Xenakis : Psappha (Adélaïde Ferrière)
  • il y a 2 ans
Adélaïde Ferrière du trio Xenakis interprète Psappha, pour percussion solo, pièce composée par Iannis Xenakis en 1975. Extrait du concert donné le 8 mai 2022 à l'auditorium de la maison de la Radio et de la Musique.

Rejetant l’imagerie sentimentale de Sappho de Lesbos, Xenakis revient aux sources grecques en choisissant le nom de Psappha, forme éolienne attestée dans plusieurs fragments de la poétesse. Lui qui avait déjà puisé son inspiration dans ses poèmes pour écrire Anaktoria (1969), savait aussi que Sappho avait inventé une structure métrique (strophe saphique) dans laquelle est utilisé notamment un vers de 11 pieds, constitué de syllabes longues et brèves (dès 1892, Camille Saint-Saëns s’en était servi dans le Chant saphique pour violoncelle et piano). Enfin, il a été sensible au fait que Sappho aurait introduit dans la poésie grecque le principe des métaboles rythmiques, autrement dit, des « changements » dans l’organisation des longues et des brèves.

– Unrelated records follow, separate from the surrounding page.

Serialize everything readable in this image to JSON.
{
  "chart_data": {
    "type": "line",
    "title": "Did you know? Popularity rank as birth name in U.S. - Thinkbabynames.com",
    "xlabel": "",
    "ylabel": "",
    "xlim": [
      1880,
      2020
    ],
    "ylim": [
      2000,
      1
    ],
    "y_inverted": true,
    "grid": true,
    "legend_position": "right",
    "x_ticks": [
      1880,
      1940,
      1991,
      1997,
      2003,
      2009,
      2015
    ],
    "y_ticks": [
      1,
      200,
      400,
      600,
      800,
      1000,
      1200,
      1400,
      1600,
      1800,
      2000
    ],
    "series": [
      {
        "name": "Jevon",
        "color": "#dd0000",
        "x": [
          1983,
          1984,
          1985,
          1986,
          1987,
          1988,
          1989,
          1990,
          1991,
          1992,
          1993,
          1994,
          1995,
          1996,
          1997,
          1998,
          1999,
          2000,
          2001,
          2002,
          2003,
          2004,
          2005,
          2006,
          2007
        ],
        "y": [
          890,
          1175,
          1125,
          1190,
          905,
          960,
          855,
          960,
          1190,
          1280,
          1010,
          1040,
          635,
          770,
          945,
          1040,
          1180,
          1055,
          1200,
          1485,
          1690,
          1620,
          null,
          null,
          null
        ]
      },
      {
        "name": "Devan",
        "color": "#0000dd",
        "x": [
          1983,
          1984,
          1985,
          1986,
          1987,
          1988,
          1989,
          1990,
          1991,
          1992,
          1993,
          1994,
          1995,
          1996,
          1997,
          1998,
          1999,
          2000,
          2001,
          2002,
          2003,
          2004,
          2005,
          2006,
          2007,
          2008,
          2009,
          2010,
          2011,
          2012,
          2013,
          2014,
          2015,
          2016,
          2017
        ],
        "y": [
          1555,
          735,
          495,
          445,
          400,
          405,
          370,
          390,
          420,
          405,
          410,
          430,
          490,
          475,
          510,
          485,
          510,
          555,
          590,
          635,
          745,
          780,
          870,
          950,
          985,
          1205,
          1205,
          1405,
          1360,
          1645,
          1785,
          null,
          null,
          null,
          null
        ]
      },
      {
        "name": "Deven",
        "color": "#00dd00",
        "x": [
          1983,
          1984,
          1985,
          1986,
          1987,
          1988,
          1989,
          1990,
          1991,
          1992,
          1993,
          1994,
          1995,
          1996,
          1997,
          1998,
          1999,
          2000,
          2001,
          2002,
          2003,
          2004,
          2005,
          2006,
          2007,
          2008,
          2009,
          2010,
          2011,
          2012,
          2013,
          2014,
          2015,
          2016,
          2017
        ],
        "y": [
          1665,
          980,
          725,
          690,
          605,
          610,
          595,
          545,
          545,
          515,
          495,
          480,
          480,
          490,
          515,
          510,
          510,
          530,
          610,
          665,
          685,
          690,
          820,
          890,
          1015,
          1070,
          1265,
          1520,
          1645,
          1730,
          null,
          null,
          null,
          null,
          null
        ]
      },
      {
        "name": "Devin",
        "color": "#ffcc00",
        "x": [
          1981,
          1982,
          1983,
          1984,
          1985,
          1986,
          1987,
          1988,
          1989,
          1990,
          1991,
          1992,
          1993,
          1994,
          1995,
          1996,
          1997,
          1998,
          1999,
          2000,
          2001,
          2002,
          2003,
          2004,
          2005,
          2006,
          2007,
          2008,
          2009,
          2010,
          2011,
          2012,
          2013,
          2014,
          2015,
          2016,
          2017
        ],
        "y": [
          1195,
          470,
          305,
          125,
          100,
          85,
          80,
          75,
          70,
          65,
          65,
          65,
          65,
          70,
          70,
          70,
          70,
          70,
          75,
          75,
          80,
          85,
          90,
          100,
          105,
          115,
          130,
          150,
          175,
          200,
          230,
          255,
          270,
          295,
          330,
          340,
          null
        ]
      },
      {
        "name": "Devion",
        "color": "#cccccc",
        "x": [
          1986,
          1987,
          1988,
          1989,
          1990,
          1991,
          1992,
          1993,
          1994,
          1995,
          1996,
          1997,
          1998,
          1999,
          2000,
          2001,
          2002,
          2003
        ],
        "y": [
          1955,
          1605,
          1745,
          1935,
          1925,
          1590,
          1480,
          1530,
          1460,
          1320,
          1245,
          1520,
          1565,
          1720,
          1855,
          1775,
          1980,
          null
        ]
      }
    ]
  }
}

Après Persephassa, le compositeur gréco-français poursuit donc son exploration du rythme en suivant une « approche intuitive », comme il l’expliquait en 1976 au moment de la création de l’œuvre. Dans Psappha, un seul percussionniste prend en charge six groupes d’instruments. Chaque groupe est désigné par le matériau (peau, métal, bois), et la liberté est laissée à l’interprète d’associer des instruments de son choix en respectant seulement cette donnée. Quant à la notation du rythme, elle découle de la définition qu’en donnait Xenakis : « En quoi consiste le rythme ? C’est choisir des points sur une droite, la droite du temps. Le musicien compte le temps de la même façon qu’en marchant on compte les bornes kilométriques. »
Dans Psappha, Xenakis construit un système de lignes et de points qui pourrait figurer l’isochronisme des pas du marcheur. Chaque ligne verticale qui coupe les lignes horizontales correspond à un battement ; le tempo est de 152 battements par minute. Les points d’impact distribués sur les lignes attribuées à chaque groupe sont disséminés suivant le principe des cribles. Si les premières combinaisons peuvent évoquer la métrique grecque (on perçoit une cellule iambique, une brève suivie d’une longue), la complexité s’accroît rapidement comme dans Persephassa : densification des groupes, superposition de couches rythmiques dotées chacune de sa propre accentuation, métaboles multiples qui changent les rapports de proportion entre les durées.
Ces effets polyrythmiques, associés à la variété des timbres et aux contrastes produits par les changements de dynamique, font de Psappha une œuvre novatrice et « un défi pour le percussionniste », de l’aveu même de Xenakis.